Mothercare said it would post a higher-than-expected profit on Monday.
In a pre-closing business update, the babywear seller said it expected EBITDA before adjusting for items to be between £11.5m and £12m for the company. year until March 26.
The retailer’s share price fell 7% on Monday afternoon after the retailer detailed the disruption caused by the war in Ukraine.
Mothercare left the UK high street in January 2020, with 79 physical stores closing.
Reduced cash generation means the retailer will not fully pay the first installment of its deficit repair contributions, due this month. Instead, he would enter into discussions with the administrators of his plans about when future payments can be expected.
“All contributions for the year to March 31, 2022 have been paid in full and on time,” an update on the London Stock Exchange said.
The total annual contribution due for the year to March 2023 was £9million, the company said.
Mothercare said it suspended its franchise partner’s retail operations in Russia, including 116 stores and an online operation, in March.
Some £88m of annual retail sales came from Russia, with the territory directly contributing around £5.5m to adjusted EBITDA for the year.
However, the company had the “resilience” to deal with the impact of the war, the Mothercare boss said.
Mothercare Chairman Clive Whiley added: “As expected, the past year has been one of Mothercare’s further advances, generating free cash flow from operations as a focused and lean global franchise business. in assets.
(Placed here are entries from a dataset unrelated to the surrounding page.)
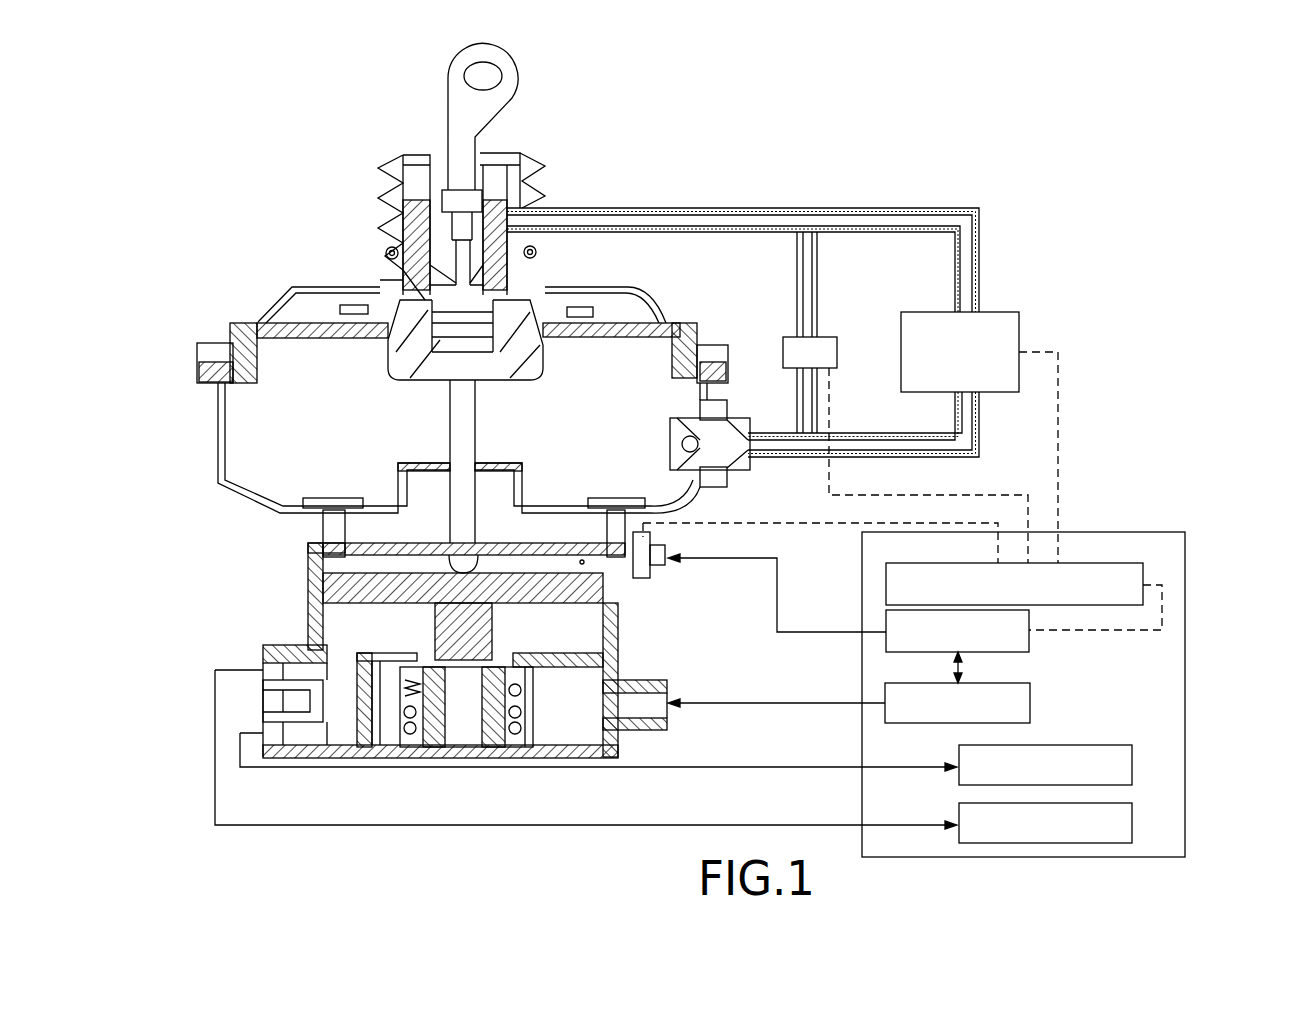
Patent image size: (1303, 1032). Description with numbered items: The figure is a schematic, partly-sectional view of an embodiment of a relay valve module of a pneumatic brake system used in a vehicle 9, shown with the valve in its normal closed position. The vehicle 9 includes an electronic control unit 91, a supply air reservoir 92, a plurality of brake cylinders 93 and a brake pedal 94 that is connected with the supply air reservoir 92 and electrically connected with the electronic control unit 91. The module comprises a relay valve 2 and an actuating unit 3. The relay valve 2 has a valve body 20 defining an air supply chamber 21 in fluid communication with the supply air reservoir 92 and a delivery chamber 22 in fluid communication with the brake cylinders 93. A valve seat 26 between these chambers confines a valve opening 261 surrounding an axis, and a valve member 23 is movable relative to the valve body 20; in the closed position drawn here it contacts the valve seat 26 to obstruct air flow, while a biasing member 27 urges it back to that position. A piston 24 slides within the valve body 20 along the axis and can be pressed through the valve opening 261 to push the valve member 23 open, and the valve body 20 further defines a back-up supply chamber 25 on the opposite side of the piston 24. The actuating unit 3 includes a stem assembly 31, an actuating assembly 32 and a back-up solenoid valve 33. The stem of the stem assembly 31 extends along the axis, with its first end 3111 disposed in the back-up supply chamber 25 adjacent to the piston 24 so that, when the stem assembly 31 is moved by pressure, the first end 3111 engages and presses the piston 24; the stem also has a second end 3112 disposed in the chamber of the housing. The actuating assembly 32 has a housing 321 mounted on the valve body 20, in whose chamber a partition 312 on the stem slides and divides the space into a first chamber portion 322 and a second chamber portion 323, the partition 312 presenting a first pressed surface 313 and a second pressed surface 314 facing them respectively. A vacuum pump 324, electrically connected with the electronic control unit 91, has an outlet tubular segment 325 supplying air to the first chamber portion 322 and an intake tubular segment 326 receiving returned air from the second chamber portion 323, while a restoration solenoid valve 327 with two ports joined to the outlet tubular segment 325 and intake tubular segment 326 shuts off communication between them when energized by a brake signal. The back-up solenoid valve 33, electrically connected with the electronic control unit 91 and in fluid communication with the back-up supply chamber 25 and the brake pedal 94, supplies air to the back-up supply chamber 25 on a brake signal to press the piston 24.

The relay valve 2 is at (448, 676).
The valve body 20 is at (307, 553).
The air supply chamber 21 is at (582, 682).
The delivery chamber 22 is at (333, 665).
The valve member 23 is at (527, 680).
The piston 24 is at (568, 600).
The back-up supply chamber 25 is at (580, 560).
The valve seat 26 is at (383, 666).
The valve opening 261 is at (433, 662).
The biasing member 27 is at (520, 728).
The actuating unit 3 is at (252, 274).
The stem assembly 31 is at (450, 410).
The first end 3111 is at (457, 524).
The seal 3112 is at (537, 249).
The partition 312 is at (390, 250).
The first pressed surface 313 is at (453, 272).
The second pressed surface 314 is at (412, 297).
The actuating assembly 32 is at (824, 341).
The housing 321 is at (700, 508).
The first chamber portion 322 is at (513, 182).
The second chamber portion 323 is at (645, 360).
The vacuum pump 324 is at (992, 330).
The outlet tubular segment 325 is at (962, 220).
The intake tubular segment 326 is at (967, 438).
The restoration solenoid valve 327 is at (825, 340).
The back-up solenoid valve 33 is at (653, 557).
The vehicle 9 is at (726, 643).
The electronic control unit 91 is at (1145, 570).
The supply air reservoir 92 is at (1033, 703).
The brake cylinder 93 is at (1133, 766).
The brake pedal 94 is at (880, 645).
While we now have to deal with the impacts of the suspension of operations of our franchise partner in Russia, we maintain the necessary resilience to meet this additional challenge in a satisfactory manner.
He added: “We continue to drive initiatives designed to maintain momentum in improving profitability, particularly as we return to more normal pre-pandemic levels of activity.
“The almost halving of the pension deficit also offers the possibility of significant reductions in payments from our recovery plan. This is a good backdrop to review our current financing arrangements and we are exploring all alternative financing options available to further improve our financial flexibility.